In Canada - Call your doctor for medical advice about side effects. You may report side effects to Health Canada at 1-866-234-2345.
Before using this medication, tell your doctor or pharmacist if you are allergic to it; or to other antibiotics (such as other penicillins, cephalosporins); or if you have any other allergies. This product may contain inactive ingredients, which can cause allergic reactions or other problems. Talk to your pharmacist for more details.
Before using this medication, tell your doctor or pharmacist your medical history, especially of: kidney disease.
This medication may cause live bacterial vaccines (such as typhoid vaccine) not to work as well. Do not have any immunizations/vaccinations while using this medication without the consent of your doctor.
Before having surgery, tell your doctor or dentist about all the products you use (including prescription drugs, nonprescription drugs, and herbal products).

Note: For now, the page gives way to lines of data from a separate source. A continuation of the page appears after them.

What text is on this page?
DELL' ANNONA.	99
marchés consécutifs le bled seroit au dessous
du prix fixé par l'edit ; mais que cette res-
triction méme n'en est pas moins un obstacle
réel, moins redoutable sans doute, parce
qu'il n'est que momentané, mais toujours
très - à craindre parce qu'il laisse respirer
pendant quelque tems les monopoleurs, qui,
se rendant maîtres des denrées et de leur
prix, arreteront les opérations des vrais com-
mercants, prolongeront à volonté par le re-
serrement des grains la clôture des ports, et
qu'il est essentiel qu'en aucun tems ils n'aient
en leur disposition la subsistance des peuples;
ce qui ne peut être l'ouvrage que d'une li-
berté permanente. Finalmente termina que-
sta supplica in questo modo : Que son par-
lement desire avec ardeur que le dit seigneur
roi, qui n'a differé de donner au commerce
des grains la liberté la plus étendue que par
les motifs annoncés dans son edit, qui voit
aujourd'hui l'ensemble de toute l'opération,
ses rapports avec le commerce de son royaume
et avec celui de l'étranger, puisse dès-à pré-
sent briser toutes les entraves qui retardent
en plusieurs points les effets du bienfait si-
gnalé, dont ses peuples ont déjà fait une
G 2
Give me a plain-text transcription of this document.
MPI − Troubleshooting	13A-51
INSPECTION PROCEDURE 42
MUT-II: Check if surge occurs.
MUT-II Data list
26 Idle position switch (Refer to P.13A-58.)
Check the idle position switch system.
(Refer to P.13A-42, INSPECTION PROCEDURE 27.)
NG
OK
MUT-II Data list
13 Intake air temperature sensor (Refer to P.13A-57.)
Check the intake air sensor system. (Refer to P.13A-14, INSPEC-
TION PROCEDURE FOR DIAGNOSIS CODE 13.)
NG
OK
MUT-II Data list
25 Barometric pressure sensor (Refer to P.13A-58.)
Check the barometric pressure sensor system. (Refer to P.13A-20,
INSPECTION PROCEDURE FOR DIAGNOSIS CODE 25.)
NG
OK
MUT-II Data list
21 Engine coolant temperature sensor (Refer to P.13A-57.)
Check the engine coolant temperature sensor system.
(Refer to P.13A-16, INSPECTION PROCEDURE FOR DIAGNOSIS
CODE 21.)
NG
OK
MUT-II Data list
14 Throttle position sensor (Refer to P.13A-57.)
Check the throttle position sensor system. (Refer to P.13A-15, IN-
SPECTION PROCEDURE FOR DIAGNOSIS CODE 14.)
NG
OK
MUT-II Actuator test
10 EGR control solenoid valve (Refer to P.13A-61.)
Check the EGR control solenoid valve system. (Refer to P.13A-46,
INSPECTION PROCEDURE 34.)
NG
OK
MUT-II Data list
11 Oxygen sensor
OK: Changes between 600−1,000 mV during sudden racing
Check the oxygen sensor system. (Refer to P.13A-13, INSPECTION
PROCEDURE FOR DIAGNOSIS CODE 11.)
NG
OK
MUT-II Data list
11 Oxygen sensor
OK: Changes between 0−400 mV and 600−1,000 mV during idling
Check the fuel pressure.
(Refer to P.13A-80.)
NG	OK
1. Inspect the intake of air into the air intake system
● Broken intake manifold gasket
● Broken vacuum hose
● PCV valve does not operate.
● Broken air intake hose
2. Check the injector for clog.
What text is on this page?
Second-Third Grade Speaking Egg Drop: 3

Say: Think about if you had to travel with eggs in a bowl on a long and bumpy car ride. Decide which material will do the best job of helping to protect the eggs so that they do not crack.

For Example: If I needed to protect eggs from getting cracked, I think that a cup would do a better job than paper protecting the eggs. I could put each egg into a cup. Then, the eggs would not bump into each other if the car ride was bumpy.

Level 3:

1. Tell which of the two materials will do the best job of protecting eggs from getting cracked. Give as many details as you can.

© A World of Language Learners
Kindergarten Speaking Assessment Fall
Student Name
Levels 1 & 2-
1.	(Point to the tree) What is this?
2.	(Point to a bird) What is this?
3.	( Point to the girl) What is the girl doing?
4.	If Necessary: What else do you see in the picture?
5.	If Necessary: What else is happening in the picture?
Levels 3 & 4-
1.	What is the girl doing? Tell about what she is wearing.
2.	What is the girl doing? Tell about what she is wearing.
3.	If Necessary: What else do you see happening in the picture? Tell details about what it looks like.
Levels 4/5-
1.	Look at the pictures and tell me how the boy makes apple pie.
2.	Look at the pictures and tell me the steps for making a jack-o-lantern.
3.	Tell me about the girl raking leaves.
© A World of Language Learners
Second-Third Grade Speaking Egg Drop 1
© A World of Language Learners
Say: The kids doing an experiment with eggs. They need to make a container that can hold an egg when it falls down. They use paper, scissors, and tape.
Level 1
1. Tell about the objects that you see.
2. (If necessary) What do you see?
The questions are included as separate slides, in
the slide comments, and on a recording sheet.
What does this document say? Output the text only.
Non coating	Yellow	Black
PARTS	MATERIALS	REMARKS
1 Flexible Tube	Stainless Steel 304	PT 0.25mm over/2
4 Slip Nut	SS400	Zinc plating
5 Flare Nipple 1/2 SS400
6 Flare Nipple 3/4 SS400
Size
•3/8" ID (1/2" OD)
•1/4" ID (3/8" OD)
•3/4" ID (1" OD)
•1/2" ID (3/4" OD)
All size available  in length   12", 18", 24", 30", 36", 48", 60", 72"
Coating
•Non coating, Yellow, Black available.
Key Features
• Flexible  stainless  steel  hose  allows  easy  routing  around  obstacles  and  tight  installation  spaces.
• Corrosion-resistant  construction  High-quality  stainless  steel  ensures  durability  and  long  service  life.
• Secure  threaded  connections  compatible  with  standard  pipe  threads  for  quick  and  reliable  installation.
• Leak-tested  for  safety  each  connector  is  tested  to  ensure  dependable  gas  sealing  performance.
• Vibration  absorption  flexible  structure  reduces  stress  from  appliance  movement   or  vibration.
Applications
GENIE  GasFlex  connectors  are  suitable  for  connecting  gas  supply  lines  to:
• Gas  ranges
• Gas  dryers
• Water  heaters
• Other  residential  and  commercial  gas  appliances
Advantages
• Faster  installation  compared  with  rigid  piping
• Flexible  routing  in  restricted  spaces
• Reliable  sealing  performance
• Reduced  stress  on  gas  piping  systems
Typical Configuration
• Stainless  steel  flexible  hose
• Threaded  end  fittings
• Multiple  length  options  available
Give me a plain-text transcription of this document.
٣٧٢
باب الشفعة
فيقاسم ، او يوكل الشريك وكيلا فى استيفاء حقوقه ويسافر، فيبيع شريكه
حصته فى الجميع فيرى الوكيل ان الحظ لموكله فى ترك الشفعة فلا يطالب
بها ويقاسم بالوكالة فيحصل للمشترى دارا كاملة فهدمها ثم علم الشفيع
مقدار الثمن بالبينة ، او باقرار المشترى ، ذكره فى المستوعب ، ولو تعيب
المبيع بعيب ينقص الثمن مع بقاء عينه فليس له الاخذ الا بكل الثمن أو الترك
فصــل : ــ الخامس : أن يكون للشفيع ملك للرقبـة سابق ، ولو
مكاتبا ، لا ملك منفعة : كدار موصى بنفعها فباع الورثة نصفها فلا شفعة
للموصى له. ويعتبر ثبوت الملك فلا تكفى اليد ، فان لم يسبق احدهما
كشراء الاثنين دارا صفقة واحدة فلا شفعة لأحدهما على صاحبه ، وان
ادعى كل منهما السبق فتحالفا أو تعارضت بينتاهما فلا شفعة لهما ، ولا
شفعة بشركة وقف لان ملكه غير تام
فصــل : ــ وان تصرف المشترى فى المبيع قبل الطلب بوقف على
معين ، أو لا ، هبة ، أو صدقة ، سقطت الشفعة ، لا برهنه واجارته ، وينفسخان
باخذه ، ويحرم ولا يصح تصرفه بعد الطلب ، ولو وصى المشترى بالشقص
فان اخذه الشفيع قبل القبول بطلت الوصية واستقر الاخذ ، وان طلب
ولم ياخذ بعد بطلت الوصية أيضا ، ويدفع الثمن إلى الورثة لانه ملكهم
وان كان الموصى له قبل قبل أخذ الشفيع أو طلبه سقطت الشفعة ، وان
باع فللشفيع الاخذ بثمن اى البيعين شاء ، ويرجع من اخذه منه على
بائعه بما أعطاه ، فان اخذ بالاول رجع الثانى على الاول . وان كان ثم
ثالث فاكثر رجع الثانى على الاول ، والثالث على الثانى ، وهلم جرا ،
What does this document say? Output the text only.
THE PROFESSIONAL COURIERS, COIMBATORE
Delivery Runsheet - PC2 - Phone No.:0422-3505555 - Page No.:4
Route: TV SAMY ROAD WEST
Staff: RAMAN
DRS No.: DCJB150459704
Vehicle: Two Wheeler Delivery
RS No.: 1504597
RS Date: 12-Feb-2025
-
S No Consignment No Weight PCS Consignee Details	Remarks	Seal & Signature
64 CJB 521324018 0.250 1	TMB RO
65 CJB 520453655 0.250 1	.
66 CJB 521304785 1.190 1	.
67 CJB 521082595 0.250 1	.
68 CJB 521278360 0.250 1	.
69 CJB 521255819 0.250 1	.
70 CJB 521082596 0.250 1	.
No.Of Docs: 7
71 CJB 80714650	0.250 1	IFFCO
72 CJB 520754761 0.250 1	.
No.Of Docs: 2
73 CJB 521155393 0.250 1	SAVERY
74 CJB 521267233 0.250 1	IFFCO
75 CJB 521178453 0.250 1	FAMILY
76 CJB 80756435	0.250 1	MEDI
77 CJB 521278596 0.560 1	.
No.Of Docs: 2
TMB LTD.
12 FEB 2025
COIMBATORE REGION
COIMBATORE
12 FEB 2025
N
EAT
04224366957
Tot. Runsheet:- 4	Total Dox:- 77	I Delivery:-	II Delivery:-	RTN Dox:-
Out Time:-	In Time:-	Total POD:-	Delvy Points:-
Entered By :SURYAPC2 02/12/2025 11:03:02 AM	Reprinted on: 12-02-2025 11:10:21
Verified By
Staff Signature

During pregnancy, this medication should be used only when clearly needed. Discuss the risks and benefits with your doctor.
This drug passes into breast milk in small amounts. Consult your doctor before breast-feeding.
Drug interactions may change how your medications work or increase your risk for serious side effects. This document does not contain all possible drug interactions. Keep a list of all the products you use (including prescription/nonprescription drugs and herbal products) and share it with your doctor and pharmacist. Do not start, stop, or change the dosage of any medicines without your doctor's approval.
One product that may interact with this drug is: methotrexate.
Although most antibiotics are unlikely to affect hormonal birth control such as pills, patch, or ring, a few antibiotics (such as rifampin, rifabutin) can decrease their effectiveness. This could result in pregnancy. If you use hormonal birth control, ask your doctor or pharmacist for more details.
This medication may interfere with certain lab tests (including certain urine glucose tests), possibly causing false test results. Make sure lab personnel and all your doctors know you use this drug.
If someone has overdosed and has serious symptoms such as passing out or trouble breathing, call 911. Otherwise, call a poison control center right away. US residents can call their local poison control center at 1-800-222-1222. Canada residents can call a provincial poison control center. Symptoms of overdose may include: seizures.
Do not share this medication with others.
Lab and/or medical tests (such as complete blood count, kidney function tests, blood cultures) may be done if you are using this medication for a long time. Keep all medical and lab appointments.
For the best possible benefit, it is important to receive each scheduled dose of this medication as directed. If you miss a dose, contact your doctor or pharmacist right away to establish a new dosing schedule. Do not double the dose to catch up.
Store in the refrigerator or as directed by your pharmacist. Do not freeze. Keep all medications away from children and pets.
Do not flush medications down the toilet or pour them into a drain unless instructed to do so. Properly discard this product when it is expired or no longer needed. Consult your pharmacist or local waste disposal company.